Kalgoorlie breathed a sigh of relief. But the town has always lived on its luck. It once had 30 brothels, and still has 32 pubs, many of them offering “skimpies” (scantily clad barmaids). Alcohol-fueled violence is a problem, and the main Hannan Street — lined with handsome gold rush-era buildings — is not a place for the faint-hearted on a Saturday night.
In his sprawling accountancy firm, Ashok Parekh boots up his computer to check gold’s progress for the umpteenth time that day. The price hit an all-time high of $1,249.40 in May, and analysts expect it to reach $1,500 by the end of this year. “The price is unbelievable,” said Parekh, who has extensive mining interests. He added: “Everyone is Kalgoorlie is happy; you can feel it in the air. I drink every Friday night with my friends — builders, taxi drivers, businessmen, pensioners — and we all talk about the same thing: the gold price and gold shares, which companies are doing well.”
But in Williamstown, a suburb sandwiched between the Super Pit and Mount Charlotte, Kalgoorlie’s sole surviving underground mine, the mood is very different.
Here, residents dread the daily blasting. Keren Calder points to cracks in her living-room wall. “When there’s a big blast, the whole house shakes, and it feels like the floor’s going to cave in,” she said. “All the pictures are at an angle, and I’ve had ornaments fall off the shelf and smash.
“The dust is diabolical, too. If I don’t sweep my floor every day, it’s like someone has emptied a vacuum cleaner over it.”
Cheri Raven hears drilling whenever she takes a shower. “Sometimes it sounds so close, you think a miner’s going to pop up the plughole.” Like her neighbors, Raven is convinced that Kalgoorlie Consolidated Gold Mining, which runs the Super Pit for Newmont and Barrick, would like to depopulate Williamstown. It has already bought and bulldozed houses.
Raven said: “This is my home and I’m not moving; it doesn’t matter how much money they offer me. My grandparents lived here; my husband and I were both raised here; I’ve got history here.”
The frenzy of activity in this region is part of a spectacular mining boom propping up the Australian economy. Already the world’s second largest gold producer, Australia could overtake China this year. Kalgoorlie, where fortunes have ebbed and flowed since Paddy Hannan’s day, prospered during the global financial crisis, with investors flocking to gold, a traditional “safe haven.”

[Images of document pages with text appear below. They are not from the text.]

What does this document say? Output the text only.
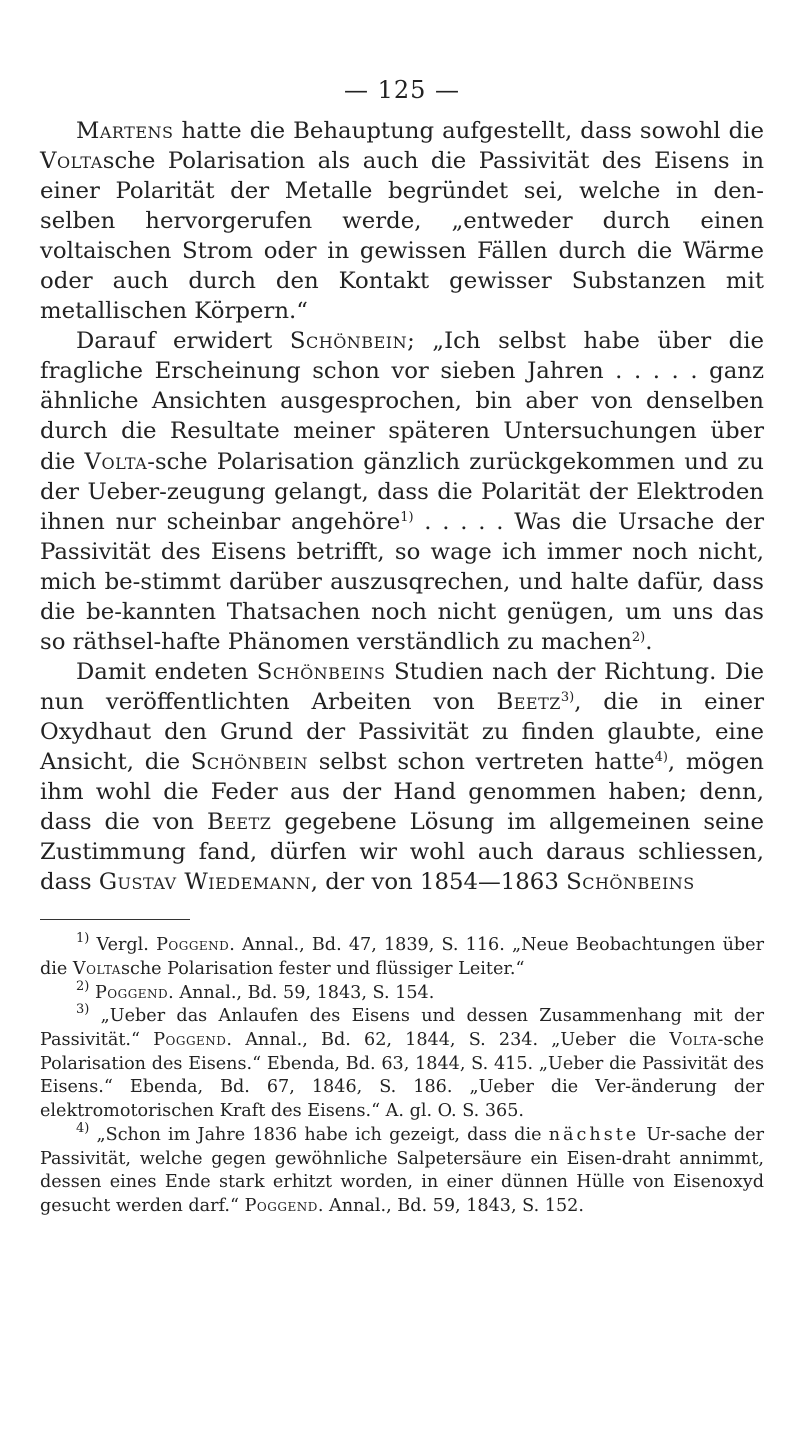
— 125 —

Martens hatte die Behauptung aufgestellt, dass sowohl die Voltasche Polarisation als auch die Passivität des Eisens in einer Polarität der Metalle begründet sei, welche in den-selben hervorgerufen werde, „entweder durch einen voltaischen Strom oder in gewissen Fällen durch die Wärme oder auch durch den Kontakt gewisser Substanzen mit metallischen Körpern.“

Darauf erwidert Schönbein; „Ich selbst habe über die fragliche Erscheinung schon vor sieben Jahren . . . . . ganz ähnliche Ansichten ausgesprochen, bin aber von denselben durch die Resultate meiner späteren Untersuchungen über die Volta-sche Polarisation gänzlich zurückgekommen und zu der Ueber-zeugung gelangt, dass die Polarität der Elektroden ihnen nur scheinbar angehöre$^{1)}$ . . . . . Was die Ursache der Passivität des Eisens betrifft, so wage ich immer noch nicht, mich be-stimmt darüber auszusqrechen, und halte dafür, dass die be-kannten Thatsachen noch nicht genügen, um uns das so räthsel-hafte Phänomen verständlich zu machen$^{2)}$.

Damit endeten Schönbeins Studien nach der Richtung. Die nun veröffentlichten Arbeiten von Beetz$^{3)}$, die in einer Oxydhaut den Grund der Passivität zu finden glaubte, eine Ansicht, die Schönbein selbst schon vertreten hatte$^{4)}$, mögen ihm wohl die Feder aus der Hand genommen haben; denn, dass die von Beetz gegebene Lösung im allgemeinen seine Zustimmung fand, dürfen wir wohl auch daraus schliessen, dass Gustav Wiedemann, der von 1854—1863 Schönbeins

$^{1)}$ Vergl. Poggend. Annal., Bd. 47, 1839, S. 116. „Neue Beobachtungen über die Voltasche Polarisation fester und flüssiger Leiter.“

$^{2)}$ Poggend. Annal., Bd. 59, 1843, S. 154.

$^{3)}$ „Ueber das Anlaufen des Eisens und dessen Zusammenhang mit der Passivität.“ Poggend. Annal., Bd. 62, 1844, S. 234. „Ueber die Volta-sche Polarisation des Eisens.“ Ebenda, Bd. 63, 1844, S. 415. „Ueber die Passivität des Eisens.“ Ebenda, Bd. 67, 1846, S. 186. „Ueber die Ver-änderung der elektromotorischen Kraft des Eisens.“ A. gl. O. S. 365.

$^{4)}$ „Schon im Jahre 1836 habe ich gezeigt, dass die nächste Ur-sache der Passivität, welche gegen gewöhnliche Salpetersäure ein Eisen-draht annimmt, dessen eines Ende stark erhitzt worden, in einer dünnen Hülle von Eisenoxyd gesucht werden darf.“ Poggend. Annal., Bd. 59, 1843, S. 152.
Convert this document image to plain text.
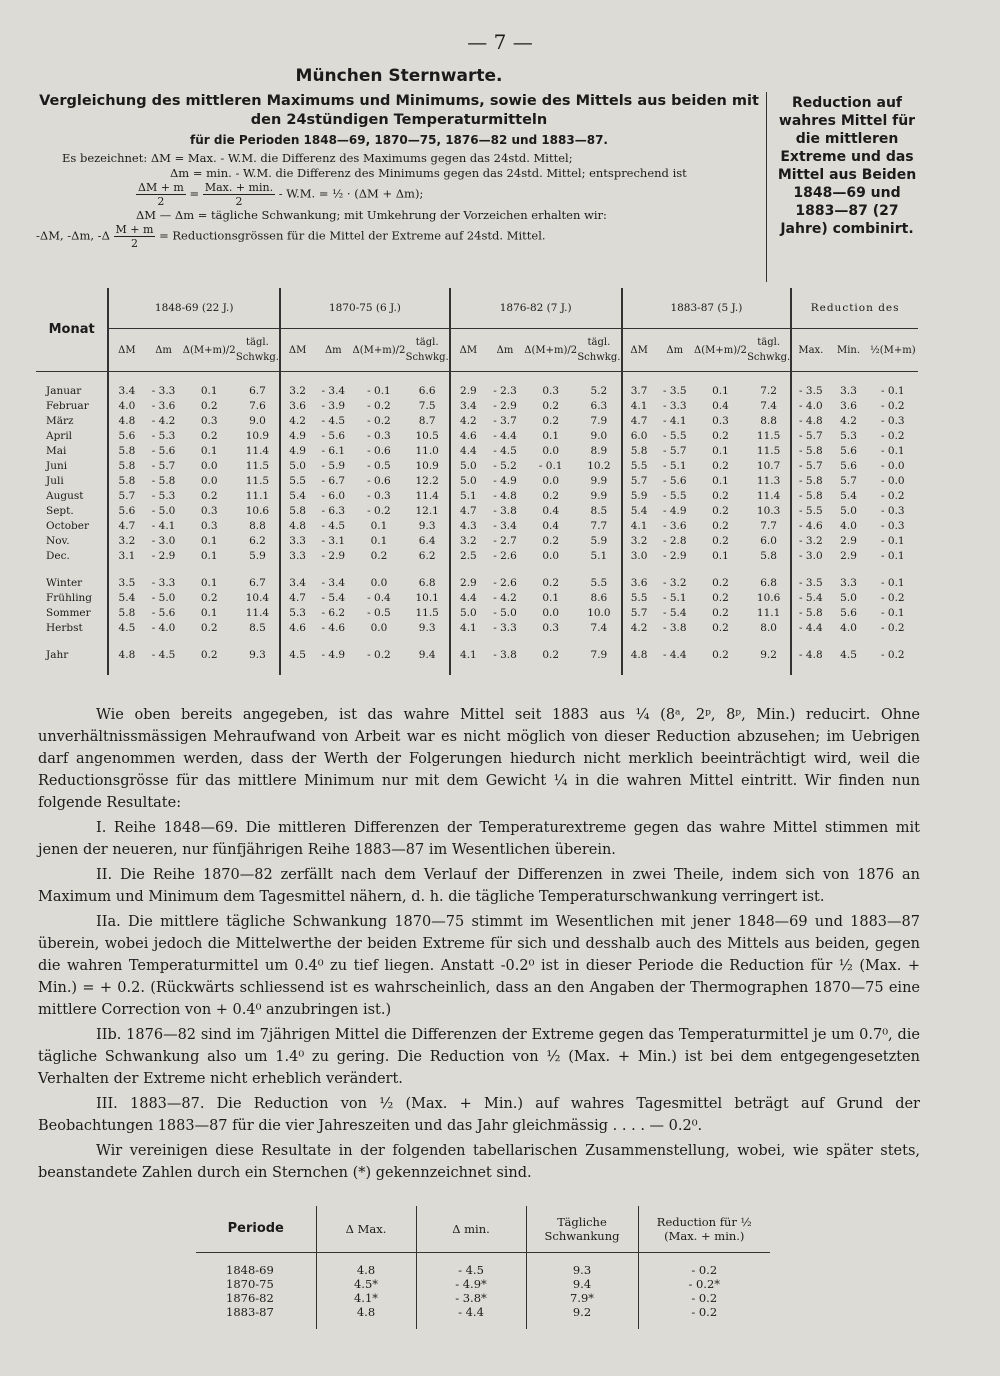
— 7 —
München Sternwarte.
Vergleichung des mittleren Maximums und Minimums, sowie des Mittels aus beiden mit den 24stündigen Temperaturmitteln
für die Perioden 1848—69, 1870—75, 1876—82 und 1883—87.
Es bezeichnet: ΔM = Max. - W.M. die Differenz des Maximums gegen das 24std. Mittel;
Δm = min. - W.M. die Differenz des Minimums gegen das 24std. Mittel; entsprechend ist
$\frac{\Delta M + m}{2} = \frac{\text{Max. + min.}}{2} - W.M$. = ½ · (ΔM + Δm);
ΔM — Δm = tägliche Schwankung; mit Umkehrung der Vorzeichen erhalten wir:
-ΔM, -Δm, $-\Delta \frac{M + m}{2}$ = Reductionsgrössen für die Mittel der Extreme auf 24std. Mittel.
Reduction auf wahres Mittel für die mittleren Extreme und das Mittel aus Beiden 1848—69 und 1883—87 (27 Jahre) combinirt.
Monat	1848-69 (22 J.)				1870-75 (6 J.)				1876-82 (7 J.)				1883-87 (5 J.)				Reduction des		
	ΔM	Δm	Δ(M+m)/2	tägl. Schwkg.	ΔM	Δm	Δ(M+m)/2	tägl. Schwkg.	ΔM	Δm	Δ(M+m)/2	tägl. Schwkg.	ΔM	Δm	Δ(M+m)/2	tägl. Schwkg.	Max.	Min.	½(M+m)

Januar	3.4	- 3.3	0.1	6.7	3.2	- 3.4	- 0.1	6.6	2.9	- 2.3	0.3	5.2	3.7	- 3.5	0.1	7.2	- 3.5	3.3	- 0.1
Februar	4.0	- 3.6	0.2	7.6	3.6	- 3.9	- 0.2	7.5	3.4	- 2.9	0.2	6.3	4.1	- 3.3	0.4	7.4	- 4.0	3.6	- 0.2
März	4.8	- 4.2	0.3	9.0	4.2	- 4.5	- 0.2	8.7	4.2	- 3.7	0.2	7.9	4.7	- 4.1	0.3	8.8	- 4.8	4.2	- 0.3
April	5.6	- 5.3	0.2	10.9	4.9	- 5.6	- 0.3	10.5	4.6	- 4.4	0.1	9.0	6.0	- 5.5	0.2	11.5	- 5.7	5.3	- 0.2
Mai	5.8	- 5.6	0.1	11.4	4.9	- 6.1	- 0.6	11.0	4.4	- 4.5	0.0	8.9	5.8	- 5.7	0.1	11.5	- 5.8	5.6	- 0.1
Juni	5.8	- 5.7	0.0	11.5	5.0	- 5.9	- 0.5	10.9	5.0	- 5.2	- 0.1	10.2	5.5	- 5.1	0.2	10.7	- 5.7	5.6	- 0.0
Juli	5.8	- 5.8	0.0	11.5	5.5	- 6.7	- 0.6	12.2	5.0	- 4.9	0.0	9.9	5.7	- 5.6	0.1	11.3	- 5.8	5.7	- 0.0
August	5.7	- 5.3	0.2	11.1	5.4	- 6.0	- 0.3	11.4	5.1	- 4.8	0.2	9.9	5.9	- 5.5	0.2	11.4	- 5.8	5.4	- 0.2
Sept.	5.6	- 5.0	0.3	10.6	5.8	- 6.3	- 0.2	12.1	4.7	- 3.8	0.4	8.5	5.4	- 4.9	0.2	10.3	- 5.5	5.0	- 0.3
October	4.7	- 4.1	0.3	8.8	4.8	- 4.5	0.1	9.3	4.3	- 3.4	0.4	7.7	4.1	- 3.6	0.2	7.7	- 4.6	4.0	- 0.3
Nov.	3.2	- 3.0	0.1	6.2	3.3	- 3.1	0.1	6.4	3.2	- 2.7	0.2	5.9	3.2	- 2.8	0.2	6.0	- 3.2	2.9	- 0.1
Dec.	3.1	- 2.9	0.1	5.9	3.3	- 2.9	0.2	6.2	2.5	- 2.6	0.0	5.1	3.0	- 2.9	0.1	5.8	- 3.0	2.9	- 0.1

Winter	3.5	- 3.3	0.1	6.7	3.4	- 3.4	0.0	6.8	2.9	- 2.6	0.2	5.5	3.6	- 3.2	0.2	6.8	- 3.5	3.3	- 0.1
Frühling	5.4	- 5.0	0.2	10.4	4.7	- 5.4	- 0.4	10.1	4.4	- 4.2	0.1	8.6	5.5	- 5.1	0.2	10.6	- 5.4	5.0	- 0.2
Sommer	5.8	- 5.6	0.1	11.4	5.3	- 6.2	- 0.5	11.5	5.0	- 5.0	0.0	10.0	5.7	- 5.4	0.2	11.1	- 5.8	5.6	- 0.1
Herbst	4.5	- 4.0	0.2	8.5	4.6	- 4.6	0.0	9.3	4.1	- 3.3	0.3	7.4	4.2	- 3.8	0.2	8.0	- 4.4	4.0	- 0.2

Jahr	4.8	- 4.5	0.2	9.3	4.5	- 4.9	- 0.2	9.4	4.1	- 3.8	0.2	7.9	4.8	- 4.4	0.2	9.2	- 4.8	4.5	- 0.2

Wie oben bereits angegeben, ist das wahre Mittel seit 1883 aus ¼ (8ᵃ, 2ᵖ, 8ᵖ, Min.) reducirt. Ohne unverhältnissmässigen Mehraufwand von Arbeit war es nicht möglich von dieser Reduction abzusehen; im Uebrigen darf angenommen werden, dass der Werth der Folgerungen hiedurch nicht merklich beeinträchtigt wird, weil die Reductionsgrösse für das mittlere Minimum nur mit dem Gewicht ¼ in die wahren Mittel eintritt. Wir finden nun folgende Resultate:

I. Reihe 1848—69. Die mittleren Differenzen der Temperaturextreme gegen das wahre Mittel stimmen mit jenen der neueren, nur fünfjährigen Reihe 1883—87 im Wesentlichen überein.

II. Die Reihe 1870—82 zerfällt nach dem Verlauf der Differenzen in zwei Theile, indem sich von 1876 an Maximum und Minimum dem Tagesmittel nähern, d. h. die tägliche Temperaturschwankung verringert ist.

IIa. Die mittlere tägliche Schwankung 1870—75 stimmt im Wesentlichen mit jener 1848—69 und 1883—87 überein, wobei jedoch die Mittelwerthe der beiden Extreme für sich und desshalb auch des Mittels aus beiden, gegen die wahren Temperaturmittel um 0.4⁰ zu tief liegen. Anstatt -0.2⁰ ist in dieser Periode die Reduction für ½ (Max. + Min.) = + 0.2. (Rückwärts schliessend ist es wahrscheinlich, dass an den Angaben der Thermographen 1870—75 eine mittlere Correction von + 0.4⁰ anzubringen ist.)

IIb. 1876—82 sind im 7jährigen Mittel die Differenzen der Extreme gegen das Temperaturmittel je um 0.7⁰, die tägliche Schwankung also um 1.4⁰ zu gering. Die Reduction von ½ (Max. + Min.) ist bei dem entgegengesetzten Verhalten der Extreme nicht erheblich verändert.

III. 1883—87. Die Reduction von ½ (Max. + Min.) auf wahres Tagesmittel beträgt auf Grund der Beobachtungen 1883—87 für die vier Jahreszeiten und das Jahr gleichmässig . . . . — 0.2⁰.

Wir vereinigen diese Resultate in der folgenden tabellarischen Zusammenstellung, wobei, wie später stets, beanstandete Zahlen durch ein Sternchen (*) gekennzeichnet sind.

Periode	Δ Max.	Δ min.	Tägliche Schwankung	Reduction für ½ (Max. + min.)

1848-69	4.8	- 4.5	9.3	- 0.2
1870-75	4.5*	- 4.9*	9.4	- 0.2*
1876-82	4.1*	- 3.8*	7.9*	- 0.2
1883-87	4.8	- 4.4	9.2	- 0.2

During that period — as much of the world held its breath — a new $8.5-million shopping center opened in the town, while work proceeded on a $17-million golf course. “The global financial crisis?” shrugged Russell Cole, the Super Pit’s general manager. “We watched it on our new plasma-screen TVs and heard about it as we drove to work in our big new cars.”
However, no one from the aboriginal community of Ninga Mia, a cluster of run-down houses and rusting abandoned cars, works at the pit. According to Geoffrey Stokes, a local pastor, the benefits of living next-door to one of the world’s richest gold mines amount to “sweet nothing, beside the pollution and the dust and the noise.”
Stokes said: “Every week we have a funeral in Kalgoorlie: that’s our reality. We die of common diseases while the rest of the community gets fat and rich on our birthright, our inheritance.”
Kalgoorlie Consolidated Gold Mining rejects the criticisms. “If the wind is blowing toward town, we don’t blast, and we’ve not blasted for two or three weeks at a time sometimes,” said Russell Cole. He notes that the company contributes $85,000 a year to community groups. Complaints to its “Public Interaction Line” are quickly followed up.
But disgruntled residents are unimpressed, and Steve Kean, who lives in Williamstown, expects the mine’s expansion to make life worse. “It’s like a nightmare,” he said. “It feels like the Super Pit is swallowing up the town.”